Turns out the problem isn't the panels. It's timing. Solar only generates between 6am and 6pm. Peak demand hits at 7–10pm when everyone gets home. No storage means the solar just gets wasted, and coal plants stay on standby to cover the evening. India's actual solar contribution to daily power is around 10–15%. Not the 27% the installed capacity numbers suggest.
The fix is batteries. And India has a massive gap — the government wants 50 gigawatt-hours of storage by 2030, but today there's only about 4–5 gigawatt-hours. That's literally a 10x gap in five years. Rough estimate: ₹2–4 lakh crore needed to close it.

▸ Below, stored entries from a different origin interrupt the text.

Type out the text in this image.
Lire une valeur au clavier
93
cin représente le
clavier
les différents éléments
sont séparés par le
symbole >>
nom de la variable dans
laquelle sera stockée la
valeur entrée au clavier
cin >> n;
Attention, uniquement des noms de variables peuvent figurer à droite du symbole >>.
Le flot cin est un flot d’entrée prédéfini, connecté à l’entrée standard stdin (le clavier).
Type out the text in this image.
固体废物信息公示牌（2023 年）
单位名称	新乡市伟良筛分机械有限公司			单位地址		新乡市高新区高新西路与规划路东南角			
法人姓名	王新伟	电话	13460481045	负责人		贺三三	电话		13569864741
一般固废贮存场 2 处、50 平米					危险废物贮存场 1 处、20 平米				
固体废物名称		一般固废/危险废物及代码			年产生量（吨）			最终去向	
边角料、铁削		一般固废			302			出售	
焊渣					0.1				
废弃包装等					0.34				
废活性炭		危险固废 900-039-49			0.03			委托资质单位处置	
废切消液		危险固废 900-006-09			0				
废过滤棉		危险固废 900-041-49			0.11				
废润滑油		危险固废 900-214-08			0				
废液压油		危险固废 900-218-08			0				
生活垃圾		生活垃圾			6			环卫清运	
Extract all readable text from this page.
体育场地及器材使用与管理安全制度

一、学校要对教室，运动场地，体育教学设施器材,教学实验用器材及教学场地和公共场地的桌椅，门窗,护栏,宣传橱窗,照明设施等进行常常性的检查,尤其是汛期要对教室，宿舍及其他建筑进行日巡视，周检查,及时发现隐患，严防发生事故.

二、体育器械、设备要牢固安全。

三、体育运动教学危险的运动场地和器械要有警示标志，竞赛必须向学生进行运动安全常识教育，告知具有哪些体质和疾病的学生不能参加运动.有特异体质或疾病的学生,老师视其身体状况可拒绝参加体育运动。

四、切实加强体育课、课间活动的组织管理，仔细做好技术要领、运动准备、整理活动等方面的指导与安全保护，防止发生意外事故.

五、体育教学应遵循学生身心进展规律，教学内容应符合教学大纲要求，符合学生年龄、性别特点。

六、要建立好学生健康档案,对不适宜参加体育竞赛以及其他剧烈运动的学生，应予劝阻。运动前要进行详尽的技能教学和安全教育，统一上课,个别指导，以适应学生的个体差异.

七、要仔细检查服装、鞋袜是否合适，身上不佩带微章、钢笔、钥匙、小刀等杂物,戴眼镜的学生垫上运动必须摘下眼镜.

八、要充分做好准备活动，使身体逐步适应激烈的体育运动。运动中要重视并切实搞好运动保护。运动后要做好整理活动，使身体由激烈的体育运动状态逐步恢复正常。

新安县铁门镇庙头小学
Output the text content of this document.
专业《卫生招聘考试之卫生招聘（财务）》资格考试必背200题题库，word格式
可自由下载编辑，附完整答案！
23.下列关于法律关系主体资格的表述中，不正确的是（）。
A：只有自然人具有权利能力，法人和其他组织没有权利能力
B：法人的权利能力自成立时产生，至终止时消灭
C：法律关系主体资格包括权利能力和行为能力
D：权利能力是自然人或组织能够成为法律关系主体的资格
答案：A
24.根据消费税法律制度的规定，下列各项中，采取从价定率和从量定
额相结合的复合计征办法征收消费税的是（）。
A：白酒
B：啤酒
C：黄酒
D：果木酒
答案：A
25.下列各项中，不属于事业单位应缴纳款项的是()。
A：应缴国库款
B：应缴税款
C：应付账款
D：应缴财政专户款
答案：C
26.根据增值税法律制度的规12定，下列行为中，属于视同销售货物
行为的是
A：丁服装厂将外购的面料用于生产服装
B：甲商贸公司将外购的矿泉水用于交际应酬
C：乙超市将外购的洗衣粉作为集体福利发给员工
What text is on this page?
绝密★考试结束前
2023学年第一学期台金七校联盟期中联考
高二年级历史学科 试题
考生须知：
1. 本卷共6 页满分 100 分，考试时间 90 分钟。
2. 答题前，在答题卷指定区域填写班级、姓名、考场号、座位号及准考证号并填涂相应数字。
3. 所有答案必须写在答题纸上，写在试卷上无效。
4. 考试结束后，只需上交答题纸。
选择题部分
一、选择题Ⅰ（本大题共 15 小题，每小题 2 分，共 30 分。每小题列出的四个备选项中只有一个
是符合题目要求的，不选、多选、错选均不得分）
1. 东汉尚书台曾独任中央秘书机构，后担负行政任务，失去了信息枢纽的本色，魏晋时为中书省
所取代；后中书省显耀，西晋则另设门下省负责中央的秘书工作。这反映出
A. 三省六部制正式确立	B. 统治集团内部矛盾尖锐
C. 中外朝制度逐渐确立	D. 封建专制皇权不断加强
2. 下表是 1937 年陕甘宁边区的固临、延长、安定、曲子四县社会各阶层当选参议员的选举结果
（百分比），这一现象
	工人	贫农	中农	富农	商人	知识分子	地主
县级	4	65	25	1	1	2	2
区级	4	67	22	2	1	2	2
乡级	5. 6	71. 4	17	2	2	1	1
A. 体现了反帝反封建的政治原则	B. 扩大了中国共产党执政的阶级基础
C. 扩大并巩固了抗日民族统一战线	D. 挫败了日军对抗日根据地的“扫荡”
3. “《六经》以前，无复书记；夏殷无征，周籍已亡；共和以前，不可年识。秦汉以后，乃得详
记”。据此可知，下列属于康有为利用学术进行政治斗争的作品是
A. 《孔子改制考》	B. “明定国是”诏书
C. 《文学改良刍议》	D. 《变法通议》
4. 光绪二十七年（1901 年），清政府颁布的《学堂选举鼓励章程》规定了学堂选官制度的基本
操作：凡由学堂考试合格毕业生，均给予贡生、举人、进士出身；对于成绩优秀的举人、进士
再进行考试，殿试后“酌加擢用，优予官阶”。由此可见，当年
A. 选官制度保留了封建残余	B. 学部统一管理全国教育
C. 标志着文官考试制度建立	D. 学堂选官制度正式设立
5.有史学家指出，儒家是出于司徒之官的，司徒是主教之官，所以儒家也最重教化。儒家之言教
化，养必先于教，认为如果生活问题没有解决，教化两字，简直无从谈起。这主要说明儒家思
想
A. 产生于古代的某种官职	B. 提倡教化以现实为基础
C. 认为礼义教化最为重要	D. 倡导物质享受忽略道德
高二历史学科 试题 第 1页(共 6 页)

Other countries have figured this out already. Australia built one big battery project and paid it back in under two years, just from selling grid stability services. California mandated storage procurement and went from nothing to 10 gigawatts in a few years. China just does it at scale.
India's blockers aren't really technical. State utilities are drowning in ₹5 lakh crore of debt and can't sign long contracts. The rules for how batteries actually earn money in India are still being written. Domestic manufacturing is almost nonexistent — nearly every battery cell gets imported from China.
Which is exactly where the opportunity is. Financing structures, policy design, grid software, local manufacturing. The solar race is mostly run. The storage race is just starting.
Sources: Ministry of New and Renewable Energy, Central Electricity Authority National Electricity Plan 2022–32, NITI Aayog India's Energy Storage Mission (2021), AEMO Hornsdale Power Reserve Year 1 Effectiveness Evaluation, ICRA DISCOM Financial Analysis 2024, BloombergNEF Battery Price Survey 2024, IEA India Energy Outlook 2021.